P12 in Spa, P13 in Budapest, P14 in Zandvoort, in Monza nicht losgefahren, und zuletzt P16 in Baku. Seit Großbritannien holte Hülkenberg keinen einzigen WM-Punkt. Teamkollege Gabriel Bortoleto hingegen 14 Zähler, punktete dreimal, in Baku als Elfter knapp gescheitert.

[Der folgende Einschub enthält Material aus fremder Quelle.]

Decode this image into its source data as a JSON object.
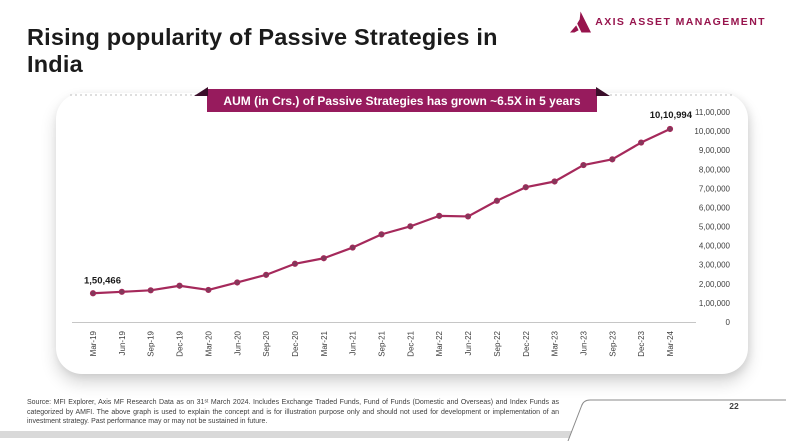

Während die Leistungskurve des brasilianischen Rookies steil nach oben geht, ist die von Hülkenberg abgestürzt. Aber Stake F1 Team Chef Jonathan Wheatley steht hinter dem Routinier.
„Nico ist auf einer Runde und im Renntempo superschnell. Ja, er hatte eine Reihe von Problemen – einige selbstverschuldet, andere dadurch, dass das Auto unter bestimmten Bedingungen schwierig zu fahren war. Aber er ist außergewöhnlich und nahezu jedes Wochenende in Topform,“ reagierte Wheatley auf die Krisengerüchte.
Der Brite stützt „Hülk“ trotz dessen aktueller Horrorstatistik: „Ich glaube nicht, dass es hier ein grundlegendes Problem gibt, über das wir uns überhaupt Gedanken machen müssten. Ehrlich gesagt denke ich, dass das nur eine vorübergehende Sache ist.“
Fakt ist aber, wenn sich Hülkenberg nicht bald fängt, könnte sein Cockpit trotz des Podiums in Gefahr sein. Die Formel 1 ist gnadenlos.